I have some DVD remux files I tried this with.
Old TV show DVDs were authored notoriously poor.
There’s this show called Millennium, from Chris Carter of The X-Files, and the content of the show is 24fps but the title sequence is in 30fps so I figured having the Vero output at 1080p120 might fix it, but it didn’t.
I even tried reencoding it at 120 FPS with Handbrake but that took forever and the files were even larger than the original remuxes.
Personally, I would love to see Vero have a 120 FPS solution if it wasn’t too difficult to implement.
Sorry, to resurrect this thread, @grahamh but I said before:
I spotted this post in another thread:
This command fixes the problem I was talking about in the post I just quoted, and makes things as sharp as they used to be a couple of months ago, instead of more shimmery. Unfortunately the command also disables the newly-enabled diagonal filtering that looks so nice on hardware-decoded field-interlaced DVD remuxes.
It’s possible that’s not a coincidence, and that turning on diagonal filtering makes cases where the deinterlacer goes into field-interlaced mode when it shouldn’t look worse than they used to. It’s also possible that there’s some other additional post-processing being enabled as well, and both that and the diagonal filtering are deactivated by that command. But whatever is happening, there’s a definite association between those two things.
I don’t know if the issue kallek was complaining about in the other thread is the same thing I was grumbling about. Maybe!

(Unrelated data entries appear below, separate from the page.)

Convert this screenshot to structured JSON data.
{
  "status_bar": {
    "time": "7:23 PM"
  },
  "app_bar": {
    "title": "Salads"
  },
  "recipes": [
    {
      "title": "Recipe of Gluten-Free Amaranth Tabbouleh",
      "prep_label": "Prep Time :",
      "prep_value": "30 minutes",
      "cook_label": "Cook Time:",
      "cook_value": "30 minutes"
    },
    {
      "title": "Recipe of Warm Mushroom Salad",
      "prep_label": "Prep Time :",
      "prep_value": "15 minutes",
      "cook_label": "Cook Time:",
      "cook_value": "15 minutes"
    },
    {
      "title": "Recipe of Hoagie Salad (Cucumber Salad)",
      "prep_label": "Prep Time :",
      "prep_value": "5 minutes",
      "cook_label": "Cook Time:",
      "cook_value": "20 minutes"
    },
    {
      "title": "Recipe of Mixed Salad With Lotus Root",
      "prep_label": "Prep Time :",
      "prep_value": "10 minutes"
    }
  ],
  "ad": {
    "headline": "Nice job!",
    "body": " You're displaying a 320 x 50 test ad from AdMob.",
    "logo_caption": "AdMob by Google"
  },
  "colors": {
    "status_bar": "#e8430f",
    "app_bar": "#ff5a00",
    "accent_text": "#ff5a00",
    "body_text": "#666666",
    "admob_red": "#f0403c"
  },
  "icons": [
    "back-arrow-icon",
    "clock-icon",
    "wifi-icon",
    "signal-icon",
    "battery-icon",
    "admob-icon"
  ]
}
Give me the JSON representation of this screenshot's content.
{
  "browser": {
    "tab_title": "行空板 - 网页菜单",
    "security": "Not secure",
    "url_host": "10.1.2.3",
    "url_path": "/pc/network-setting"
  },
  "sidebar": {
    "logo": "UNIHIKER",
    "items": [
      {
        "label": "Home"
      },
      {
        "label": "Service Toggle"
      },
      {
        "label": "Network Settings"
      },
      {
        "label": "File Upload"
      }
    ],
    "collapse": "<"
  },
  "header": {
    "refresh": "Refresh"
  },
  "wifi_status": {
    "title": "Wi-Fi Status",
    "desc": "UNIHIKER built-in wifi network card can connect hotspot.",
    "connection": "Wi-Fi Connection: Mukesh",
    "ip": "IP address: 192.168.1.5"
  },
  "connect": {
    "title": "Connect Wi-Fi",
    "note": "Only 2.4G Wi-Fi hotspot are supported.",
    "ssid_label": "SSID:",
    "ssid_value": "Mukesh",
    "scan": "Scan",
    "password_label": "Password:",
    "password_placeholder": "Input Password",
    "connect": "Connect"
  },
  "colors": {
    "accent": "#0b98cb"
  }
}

Yeah, they must be related. We did nearly all our testing on Vero V which doesn’t show these ‘sharpening’ type effects. I think @tanio99 has shared with you before the millions of parameters that influence the deinterlacer module. Many with ‘dnr’ in their name and all with zero documentation. So picking out the ones that need tweaking is next to impossible. I’m not sure there’s the will to spend more time on it if it only affects a, ahem, legacy device.
Needless to say, AML have zero interest in making sure the newer kernels work with older hw.
We-ell, I can’t speak for anyone else, but if the price of good deinterlacing is messing up progressive stuff, that’s a price that may not be worth paying. Could be you’d be better going back to the old way of doing things on Vero 4K.
If it helps at all, I seem to remember there was a parameter called something like “reduce jaggies” - could be that’s the one you want to preserve? At any rate it seems unlikely you want to activate anything with “DNR” in the name!
We have clear improvements on Vero V, and as our last release for Vero 4K + will be Kodi v21, this will probably be the best time to sunset Vero 4K + support.
It doesn’t turn off deinterlacing - on a field-interlaced clip I don’t start seeing combing - but it certainly does turn off diagonal filtering. So on my Time Flight clip, for example, it makes the crawling jagged edges on the control console come back. On the other hand, it does improve (or rather restore) video quality on (for example) my Sherlock clip.
So basically bypass_all makes frame-interlaced (and I think progressive?) stuff look better, but makes field-interlaced stuff look worse.